Art has long been a means of expressing emotion, conveying thoughts, capturing the circumstances of a society, and more recently, storing value. Especially with the enormous rise of influencer culture and social media, becoming an artist or a collector has never been easier. Reducing these barriers of entry has allowed an enormous increase in the “business of art” with the wealthy and not-as-wealthy alike entering the art world with aspirations of accumulating works from future Monets and Picassos.
The business of art treats works not as an expression of emotion, situation, and identity, but as investment and value holder. Just as wealth is leveraged with the anticipation of returns when stocks are bought and sold, many artists and collectors alike trade pieces and set prices with stock market-esque growth curves in mind. Benefactors of the art world, such as Eli Broad, the B in KB Homes, board member of the LA County Museum of Art (LACMA), and the founder and benefactor of the Broad Museum, act upon both financial and artistic motivations with respect to their collections.
When Broad donated a piece of his collection to establish the Broad Museum in Los Angeles he received a “step-up in basis,” meaning any appreciation in value that would otherwise be taxable if he sold the piece is no longer taxable and in return he received a tax-deduction for the value of the works and the money donated. In layman’s terms, he avoided paying tax on any of the increase of value and cashed out what the pieces were worth in tax credits. Furthermore, the part of his collection not donated to the museum is now much more valuable as it is “unseen.” So in the transaction of donating works for public-use, Broad saw a net-increase in wealth.
CB Hoyo, a contemporary artist based in Belgium, has tackled this question with his latest series featuring a range of currencies adapted in various ways.

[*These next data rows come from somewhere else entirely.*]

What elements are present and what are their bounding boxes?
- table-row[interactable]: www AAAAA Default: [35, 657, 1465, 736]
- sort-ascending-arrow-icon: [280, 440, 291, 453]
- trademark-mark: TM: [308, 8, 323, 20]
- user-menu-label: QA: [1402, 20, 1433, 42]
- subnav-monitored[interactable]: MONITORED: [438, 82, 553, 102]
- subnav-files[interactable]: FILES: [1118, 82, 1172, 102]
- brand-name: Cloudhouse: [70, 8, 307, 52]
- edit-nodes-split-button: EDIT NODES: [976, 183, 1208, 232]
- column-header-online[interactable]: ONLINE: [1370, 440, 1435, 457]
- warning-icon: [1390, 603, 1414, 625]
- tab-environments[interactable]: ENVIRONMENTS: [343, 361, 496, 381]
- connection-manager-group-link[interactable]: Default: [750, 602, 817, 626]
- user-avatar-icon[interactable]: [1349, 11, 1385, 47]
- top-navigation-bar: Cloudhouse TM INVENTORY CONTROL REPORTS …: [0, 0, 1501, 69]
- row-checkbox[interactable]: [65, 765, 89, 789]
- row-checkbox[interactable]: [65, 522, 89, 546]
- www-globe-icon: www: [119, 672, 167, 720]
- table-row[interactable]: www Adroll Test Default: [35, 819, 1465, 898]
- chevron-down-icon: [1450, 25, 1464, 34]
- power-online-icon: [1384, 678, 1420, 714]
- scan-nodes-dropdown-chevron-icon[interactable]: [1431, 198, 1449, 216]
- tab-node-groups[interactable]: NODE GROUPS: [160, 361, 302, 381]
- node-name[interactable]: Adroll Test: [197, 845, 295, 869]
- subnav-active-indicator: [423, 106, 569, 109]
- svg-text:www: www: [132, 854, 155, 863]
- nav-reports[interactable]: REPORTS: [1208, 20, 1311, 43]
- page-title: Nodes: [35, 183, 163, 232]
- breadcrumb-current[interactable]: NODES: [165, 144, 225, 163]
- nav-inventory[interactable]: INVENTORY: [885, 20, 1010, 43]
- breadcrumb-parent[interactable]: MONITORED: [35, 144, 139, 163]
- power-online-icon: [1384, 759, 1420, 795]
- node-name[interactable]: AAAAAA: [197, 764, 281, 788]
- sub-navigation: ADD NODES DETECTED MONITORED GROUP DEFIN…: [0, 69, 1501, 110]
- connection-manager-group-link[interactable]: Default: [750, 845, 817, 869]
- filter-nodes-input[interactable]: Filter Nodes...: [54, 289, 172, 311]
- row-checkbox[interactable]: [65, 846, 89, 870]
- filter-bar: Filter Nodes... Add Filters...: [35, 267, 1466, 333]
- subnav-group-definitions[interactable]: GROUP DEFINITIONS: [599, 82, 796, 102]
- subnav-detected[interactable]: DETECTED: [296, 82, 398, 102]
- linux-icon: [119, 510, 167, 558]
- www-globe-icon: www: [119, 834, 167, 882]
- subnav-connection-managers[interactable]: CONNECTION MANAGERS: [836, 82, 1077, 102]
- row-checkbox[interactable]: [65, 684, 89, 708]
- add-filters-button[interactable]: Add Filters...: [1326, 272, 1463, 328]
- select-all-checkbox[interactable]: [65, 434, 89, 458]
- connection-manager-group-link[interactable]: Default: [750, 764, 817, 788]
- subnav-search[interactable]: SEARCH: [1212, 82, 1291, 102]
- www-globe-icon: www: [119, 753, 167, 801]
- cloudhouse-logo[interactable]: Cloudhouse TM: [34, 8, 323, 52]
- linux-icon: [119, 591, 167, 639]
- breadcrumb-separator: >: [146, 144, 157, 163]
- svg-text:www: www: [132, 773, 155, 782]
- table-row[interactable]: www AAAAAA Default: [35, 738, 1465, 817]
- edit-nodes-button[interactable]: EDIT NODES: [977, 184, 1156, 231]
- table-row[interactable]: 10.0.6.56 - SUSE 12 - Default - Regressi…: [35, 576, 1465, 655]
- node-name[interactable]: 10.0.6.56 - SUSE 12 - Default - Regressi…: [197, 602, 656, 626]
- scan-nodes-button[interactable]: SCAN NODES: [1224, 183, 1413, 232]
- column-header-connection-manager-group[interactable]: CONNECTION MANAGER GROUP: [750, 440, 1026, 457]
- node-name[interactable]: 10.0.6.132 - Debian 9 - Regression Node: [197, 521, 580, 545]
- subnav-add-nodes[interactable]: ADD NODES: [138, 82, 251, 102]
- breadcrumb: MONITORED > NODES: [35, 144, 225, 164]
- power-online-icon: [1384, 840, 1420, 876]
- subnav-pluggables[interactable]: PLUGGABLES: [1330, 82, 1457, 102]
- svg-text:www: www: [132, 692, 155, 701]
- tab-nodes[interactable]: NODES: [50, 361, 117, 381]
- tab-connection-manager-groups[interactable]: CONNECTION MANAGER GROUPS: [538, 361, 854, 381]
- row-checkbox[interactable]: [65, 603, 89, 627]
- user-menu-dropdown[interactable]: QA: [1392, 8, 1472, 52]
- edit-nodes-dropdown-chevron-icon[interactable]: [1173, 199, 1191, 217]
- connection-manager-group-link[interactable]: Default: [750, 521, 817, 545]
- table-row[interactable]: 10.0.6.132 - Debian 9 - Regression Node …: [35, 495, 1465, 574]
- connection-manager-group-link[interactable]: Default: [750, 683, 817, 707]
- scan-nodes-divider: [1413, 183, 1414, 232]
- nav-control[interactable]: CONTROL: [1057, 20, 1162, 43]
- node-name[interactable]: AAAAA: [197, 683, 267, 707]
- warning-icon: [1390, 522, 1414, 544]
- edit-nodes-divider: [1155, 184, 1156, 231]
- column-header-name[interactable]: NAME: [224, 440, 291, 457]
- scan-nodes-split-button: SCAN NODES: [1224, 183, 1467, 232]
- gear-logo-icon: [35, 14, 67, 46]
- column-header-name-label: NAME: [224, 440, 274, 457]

As he told me during an interview, “I was headed to the store to buy paper for some works, I realized I was handing them paper to buy paper. Money is just paper.” He then set out to make 100 works with dollar bills, replacing the faces on the money with blobs of color and various facial expressions. These works were then sold for $20 with free shipping.
Hoyo opened art up to the masses and commented on its treatment of artwork almost as a currency, to be bought and sold. Eliminating the human nature of currencies and contemplating uniqueness behind faces, the adaptation of each currency’s figures leaves viewers with an introspective thought of just how much the faces of money have been internalized and in turn ignored by society. No one thinks about George Washington’s facial expressions when they fidget a buck into a vending machine. Furthermore, does this applied paint eliminate the currency’s inherent value? Is it still a dollar bill? Does it have an increased value? What is art or currency really worth? These questions come to mind via the series.
Moving beyond the 100 piece series, Hoyo has begun choosing currencies from “messed up countries” as he puts it. Nations such as Nazi Germany, North Korea, etc. have been featured with alternations including Mickey Mouse, Patek Philippe, the Louis Vuitton print, and his colored faces. Currency is truly just a printed pattern; a piece of art in its own right. Hoyo merges the iconic patterns of major brands with those iconic patterns of interesting countries. Again he begs us to question, where does the value of art and currency come from? Is there an intrinsic value or is it subject to ‘bull’ and ‘bear’ market effects just as with stocks and investments?